Sciopero: domani chiusi i market Cobec

L’Ugl: «Stipendi non pagati, dipendenti come schiavi». Carta: «È un’imboscata premeditata per fare male all’azienda»

SASSARI. L’Ugl parla di lavoratori ridotti in schiavitù, di arroganza, di stipendi e di quattordicesime non pagate. Per Rinaldo Carta invece si tratta di un’imboscata concepita con premeditazione e messa in atto per far male all’azienda e per dare visibilità a bandiere e sindacalisti.

Certo è che uno sciopero di tutti i 18 supermercati Cobec, proclamato ieri e previsto per domani, nella giornata che assieme al 24 dicembre è la più importante dell’anno sotto il profilo delle vendite, è un’entrata in tackle capace di spezzare le gambe. La dirigenza Cobec sta cercando un accordo last minute per scongiurare la serrata. Ma non sarà facile, perché i segretari territoriali dell’Ugl Giada Sechi e Piera Bitti, forti del maggior numero di dipendenti iscritti, sembrano determinate ad andare fino in fondo.

«Non possiamo più tollerare le discriminazioni a discapito dei lavoratori e delle lavoratrici ad opera dell’amministratore delegato Rinaldo Carta – dice Piera Bitti – , proseguiremo con le azioni sindacali sino a quando non saranno ripristinati i diritti sanciti dal contratto nazionale del lavoro». Dice Giada Sechi: «Non si possono ridurre in schiavitù i dipendenti Cobec, è ora di dire basta, per troppo tempo i lavoratori son stati vessati pur di lavorare, staremo al loro fianco nella sacrosanta lotta per dignità».

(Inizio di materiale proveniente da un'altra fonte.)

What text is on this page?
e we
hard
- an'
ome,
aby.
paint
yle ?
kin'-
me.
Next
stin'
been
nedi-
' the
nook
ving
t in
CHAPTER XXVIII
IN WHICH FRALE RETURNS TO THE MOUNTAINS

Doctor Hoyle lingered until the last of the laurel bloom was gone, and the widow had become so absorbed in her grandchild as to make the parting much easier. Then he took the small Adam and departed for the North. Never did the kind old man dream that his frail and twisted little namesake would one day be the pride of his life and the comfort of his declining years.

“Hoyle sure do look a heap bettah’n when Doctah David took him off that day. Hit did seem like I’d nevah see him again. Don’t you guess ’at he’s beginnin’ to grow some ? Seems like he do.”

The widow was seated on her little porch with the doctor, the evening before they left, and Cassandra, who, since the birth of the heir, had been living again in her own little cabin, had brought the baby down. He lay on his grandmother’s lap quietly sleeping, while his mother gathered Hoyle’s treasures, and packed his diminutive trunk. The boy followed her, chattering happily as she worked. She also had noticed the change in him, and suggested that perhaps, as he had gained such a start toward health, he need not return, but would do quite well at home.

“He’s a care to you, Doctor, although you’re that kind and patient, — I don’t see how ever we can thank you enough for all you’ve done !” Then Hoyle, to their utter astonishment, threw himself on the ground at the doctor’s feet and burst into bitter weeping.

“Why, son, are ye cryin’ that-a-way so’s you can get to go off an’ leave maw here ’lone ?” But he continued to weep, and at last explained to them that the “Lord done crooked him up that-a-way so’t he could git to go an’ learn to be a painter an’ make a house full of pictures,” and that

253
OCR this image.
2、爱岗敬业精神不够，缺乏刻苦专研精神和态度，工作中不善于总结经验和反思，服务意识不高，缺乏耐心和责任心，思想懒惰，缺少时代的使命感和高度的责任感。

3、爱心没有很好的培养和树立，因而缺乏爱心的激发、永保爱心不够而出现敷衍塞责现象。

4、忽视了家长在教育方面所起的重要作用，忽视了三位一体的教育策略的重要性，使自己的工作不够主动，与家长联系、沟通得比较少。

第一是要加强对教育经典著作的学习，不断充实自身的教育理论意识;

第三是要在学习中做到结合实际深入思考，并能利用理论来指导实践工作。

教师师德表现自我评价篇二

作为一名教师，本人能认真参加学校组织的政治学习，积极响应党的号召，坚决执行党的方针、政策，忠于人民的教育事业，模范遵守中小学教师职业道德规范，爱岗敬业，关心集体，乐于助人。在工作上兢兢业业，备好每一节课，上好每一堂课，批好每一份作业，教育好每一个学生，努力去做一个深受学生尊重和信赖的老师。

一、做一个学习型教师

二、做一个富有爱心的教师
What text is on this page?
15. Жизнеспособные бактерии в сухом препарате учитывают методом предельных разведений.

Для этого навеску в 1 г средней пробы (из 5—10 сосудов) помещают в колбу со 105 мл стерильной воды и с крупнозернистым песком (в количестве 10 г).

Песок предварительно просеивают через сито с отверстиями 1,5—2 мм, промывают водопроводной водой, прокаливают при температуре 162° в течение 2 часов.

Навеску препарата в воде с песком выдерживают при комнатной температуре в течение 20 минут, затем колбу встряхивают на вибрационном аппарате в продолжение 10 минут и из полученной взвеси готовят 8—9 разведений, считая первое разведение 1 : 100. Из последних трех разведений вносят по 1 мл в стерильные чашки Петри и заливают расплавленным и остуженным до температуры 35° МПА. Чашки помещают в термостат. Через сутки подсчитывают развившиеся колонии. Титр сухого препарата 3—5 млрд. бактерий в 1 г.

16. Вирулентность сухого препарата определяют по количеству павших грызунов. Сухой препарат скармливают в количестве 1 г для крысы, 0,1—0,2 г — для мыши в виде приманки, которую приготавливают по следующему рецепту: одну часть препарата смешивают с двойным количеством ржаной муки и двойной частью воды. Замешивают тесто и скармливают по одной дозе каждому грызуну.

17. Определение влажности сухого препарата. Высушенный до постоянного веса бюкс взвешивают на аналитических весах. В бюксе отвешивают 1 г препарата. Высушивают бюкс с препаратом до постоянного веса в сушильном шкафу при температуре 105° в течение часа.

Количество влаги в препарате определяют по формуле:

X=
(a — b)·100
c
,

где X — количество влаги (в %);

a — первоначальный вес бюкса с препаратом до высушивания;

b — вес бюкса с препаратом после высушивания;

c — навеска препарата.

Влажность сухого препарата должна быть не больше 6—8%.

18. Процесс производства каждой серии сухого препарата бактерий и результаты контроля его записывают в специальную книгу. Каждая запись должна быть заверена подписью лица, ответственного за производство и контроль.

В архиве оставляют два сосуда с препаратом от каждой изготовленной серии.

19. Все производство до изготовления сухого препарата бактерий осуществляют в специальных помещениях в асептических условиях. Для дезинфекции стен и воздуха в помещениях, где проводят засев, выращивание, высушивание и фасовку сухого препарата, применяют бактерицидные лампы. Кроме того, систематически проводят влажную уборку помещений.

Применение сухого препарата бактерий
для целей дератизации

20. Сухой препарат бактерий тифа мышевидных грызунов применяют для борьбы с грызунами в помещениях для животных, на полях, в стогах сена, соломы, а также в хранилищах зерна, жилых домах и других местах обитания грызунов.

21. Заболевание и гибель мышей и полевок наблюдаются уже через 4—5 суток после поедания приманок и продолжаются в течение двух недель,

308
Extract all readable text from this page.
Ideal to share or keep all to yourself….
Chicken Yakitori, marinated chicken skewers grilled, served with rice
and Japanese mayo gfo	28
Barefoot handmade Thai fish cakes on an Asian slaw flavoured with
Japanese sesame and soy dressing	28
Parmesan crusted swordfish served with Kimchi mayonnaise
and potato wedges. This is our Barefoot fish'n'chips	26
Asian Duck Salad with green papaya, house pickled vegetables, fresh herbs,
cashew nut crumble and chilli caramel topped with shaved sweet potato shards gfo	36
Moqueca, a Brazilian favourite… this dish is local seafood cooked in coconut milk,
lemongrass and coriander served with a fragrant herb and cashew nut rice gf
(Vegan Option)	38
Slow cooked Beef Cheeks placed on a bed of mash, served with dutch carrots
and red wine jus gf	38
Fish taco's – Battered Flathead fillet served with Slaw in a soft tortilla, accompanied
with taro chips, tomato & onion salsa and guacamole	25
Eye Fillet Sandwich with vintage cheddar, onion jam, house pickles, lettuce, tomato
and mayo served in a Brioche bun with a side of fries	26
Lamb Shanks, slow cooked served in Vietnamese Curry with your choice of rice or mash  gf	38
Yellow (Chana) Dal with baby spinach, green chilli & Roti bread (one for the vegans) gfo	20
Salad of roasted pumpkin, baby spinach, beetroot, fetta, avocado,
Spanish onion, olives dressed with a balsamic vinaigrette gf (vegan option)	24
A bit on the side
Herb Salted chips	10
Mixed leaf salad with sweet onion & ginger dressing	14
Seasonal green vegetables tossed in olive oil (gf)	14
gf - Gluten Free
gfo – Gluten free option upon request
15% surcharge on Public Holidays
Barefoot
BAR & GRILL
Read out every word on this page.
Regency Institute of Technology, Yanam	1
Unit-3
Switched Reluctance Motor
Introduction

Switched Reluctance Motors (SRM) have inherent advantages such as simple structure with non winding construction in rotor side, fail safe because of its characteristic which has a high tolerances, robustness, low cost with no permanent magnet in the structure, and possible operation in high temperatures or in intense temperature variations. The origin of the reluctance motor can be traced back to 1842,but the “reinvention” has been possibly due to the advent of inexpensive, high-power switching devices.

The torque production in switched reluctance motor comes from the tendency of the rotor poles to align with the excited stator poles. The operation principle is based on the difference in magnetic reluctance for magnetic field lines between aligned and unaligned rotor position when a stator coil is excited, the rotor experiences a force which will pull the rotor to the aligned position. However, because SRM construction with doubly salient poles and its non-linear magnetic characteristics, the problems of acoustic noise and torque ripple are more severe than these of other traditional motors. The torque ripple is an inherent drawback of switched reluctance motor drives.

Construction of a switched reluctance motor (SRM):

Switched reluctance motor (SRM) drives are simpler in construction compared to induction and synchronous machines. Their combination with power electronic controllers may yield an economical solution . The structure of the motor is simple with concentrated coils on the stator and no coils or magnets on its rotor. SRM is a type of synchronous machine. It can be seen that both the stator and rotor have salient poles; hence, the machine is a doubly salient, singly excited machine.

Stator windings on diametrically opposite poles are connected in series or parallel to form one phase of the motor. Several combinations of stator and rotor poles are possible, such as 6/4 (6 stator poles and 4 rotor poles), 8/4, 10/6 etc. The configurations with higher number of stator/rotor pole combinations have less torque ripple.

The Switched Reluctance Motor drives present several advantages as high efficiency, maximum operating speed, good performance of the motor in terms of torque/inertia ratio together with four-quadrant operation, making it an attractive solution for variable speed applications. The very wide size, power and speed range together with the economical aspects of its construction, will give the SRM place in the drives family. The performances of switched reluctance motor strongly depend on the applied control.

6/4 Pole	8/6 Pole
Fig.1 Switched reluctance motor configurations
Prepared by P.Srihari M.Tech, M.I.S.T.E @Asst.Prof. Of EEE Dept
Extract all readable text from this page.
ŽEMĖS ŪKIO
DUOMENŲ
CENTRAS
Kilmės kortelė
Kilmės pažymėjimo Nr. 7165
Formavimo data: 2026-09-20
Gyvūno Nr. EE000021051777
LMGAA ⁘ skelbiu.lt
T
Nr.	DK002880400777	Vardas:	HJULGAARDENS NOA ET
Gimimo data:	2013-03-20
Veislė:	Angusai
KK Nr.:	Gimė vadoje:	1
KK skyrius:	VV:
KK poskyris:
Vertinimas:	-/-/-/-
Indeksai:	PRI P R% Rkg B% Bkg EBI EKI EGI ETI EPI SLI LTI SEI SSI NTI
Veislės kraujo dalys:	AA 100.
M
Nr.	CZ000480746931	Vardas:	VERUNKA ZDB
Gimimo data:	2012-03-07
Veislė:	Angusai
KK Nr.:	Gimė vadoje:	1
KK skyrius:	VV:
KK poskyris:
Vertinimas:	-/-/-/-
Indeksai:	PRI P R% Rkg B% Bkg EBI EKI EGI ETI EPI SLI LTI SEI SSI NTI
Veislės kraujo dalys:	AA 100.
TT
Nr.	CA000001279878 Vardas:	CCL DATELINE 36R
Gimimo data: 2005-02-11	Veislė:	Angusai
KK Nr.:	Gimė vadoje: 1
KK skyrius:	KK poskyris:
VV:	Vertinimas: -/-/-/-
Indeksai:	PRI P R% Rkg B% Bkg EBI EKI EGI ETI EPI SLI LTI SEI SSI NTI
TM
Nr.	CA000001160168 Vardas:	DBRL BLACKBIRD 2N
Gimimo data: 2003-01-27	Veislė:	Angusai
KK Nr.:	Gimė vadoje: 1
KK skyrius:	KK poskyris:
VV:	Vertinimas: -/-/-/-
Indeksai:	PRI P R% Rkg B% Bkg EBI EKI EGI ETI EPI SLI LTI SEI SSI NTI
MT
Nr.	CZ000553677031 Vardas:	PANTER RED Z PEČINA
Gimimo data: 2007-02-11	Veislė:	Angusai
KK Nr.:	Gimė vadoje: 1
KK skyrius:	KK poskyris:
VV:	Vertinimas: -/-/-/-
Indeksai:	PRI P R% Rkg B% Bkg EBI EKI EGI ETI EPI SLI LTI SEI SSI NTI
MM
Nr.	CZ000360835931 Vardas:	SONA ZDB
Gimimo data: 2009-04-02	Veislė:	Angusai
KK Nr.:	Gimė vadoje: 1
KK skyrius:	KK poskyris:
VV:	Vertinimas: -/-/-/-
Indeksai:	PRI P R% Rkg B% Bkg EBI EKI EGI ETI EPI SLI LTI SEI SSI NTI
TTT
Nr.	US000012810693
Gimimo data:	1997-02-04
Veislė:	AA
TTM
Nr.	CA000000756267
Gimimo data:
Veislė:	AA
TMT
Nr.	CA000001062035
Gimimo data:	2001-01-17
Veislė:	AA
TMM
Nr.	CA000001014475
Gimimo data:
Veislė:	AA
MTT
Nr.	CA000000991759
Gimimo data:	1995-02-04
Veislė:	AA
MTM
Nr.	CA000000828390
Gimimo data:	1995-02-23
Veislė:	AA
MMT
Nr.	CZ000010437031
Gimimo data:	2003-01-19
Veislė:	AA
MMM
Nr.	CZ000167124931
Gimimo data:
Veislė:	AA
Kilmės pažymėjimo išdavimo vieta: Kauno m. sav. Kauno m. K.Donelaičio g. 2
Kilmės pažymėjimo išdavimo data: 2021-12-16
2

Il braccio di ferro riguarda i ritardi nei pagamenti degli stipendi, la mancata erogazione della quattordicesima, il dumping contrattuale e il boicottaggio delle istanze del sindacato Ugl e l’atteggiamento troppo “dispotico” da parte di Carta. Il quale respinge tutte le critiche e delinea una situazione molto diversa: «Sapevamo dello stato di agitazione proclamato dall’Ugl e il 30 luglio abbiamo inviato una pec al sindacato dichiarandoci immediatamente disponibili a un incontro per chiarire le divergenze. Nella lettera, naturalmente, Cobec ha respinto al mittente una serie di accuse che riteniamo prive di fondamento. A quella richiesta di un faccia a faccia da parte nostra, ha fatto seguito per 12 giorni un totale silenzio. Poi ieri abbiamo ricevuto una mail dove l’Ugl annunciava lo sciopero del 14 agosto. Mi chiedo: che senso ha arrivare a creare un simile danno economico senza neanche un tentativo di chiarimento? Questa ha tutta l’aria di essere un’imboscata, pensata da tempo, e fatta solo per far male e avere visibilità». Per Rinaldo Carta i margini per una ricucitura ci sarebbero: «Lo stipendio di giugno è stato pagato a tutti entro il 27 luglio. Ora manca all’appello la busta paga di luglio. In questa situazione di crisi non sono in grado di tirare fuori 400mila euro di retribuzioni i primi giorni del mese. Non li ho. Ad oggi il 60 per cento degli stipendi sono stati già pagati ed entro il 20 agosto contiamo di saldare il rimanente
40 per cento. Quanto alla quattordicesima c’è un accordo in via di definizione, e i sindacati lo sanno bene. Anche per le ferie le richieste di alcuni dipendenti sono arrivate con scarso preavviso, e ci ritroviamo con un organico ridotto per via di congedi parentali o di malattia».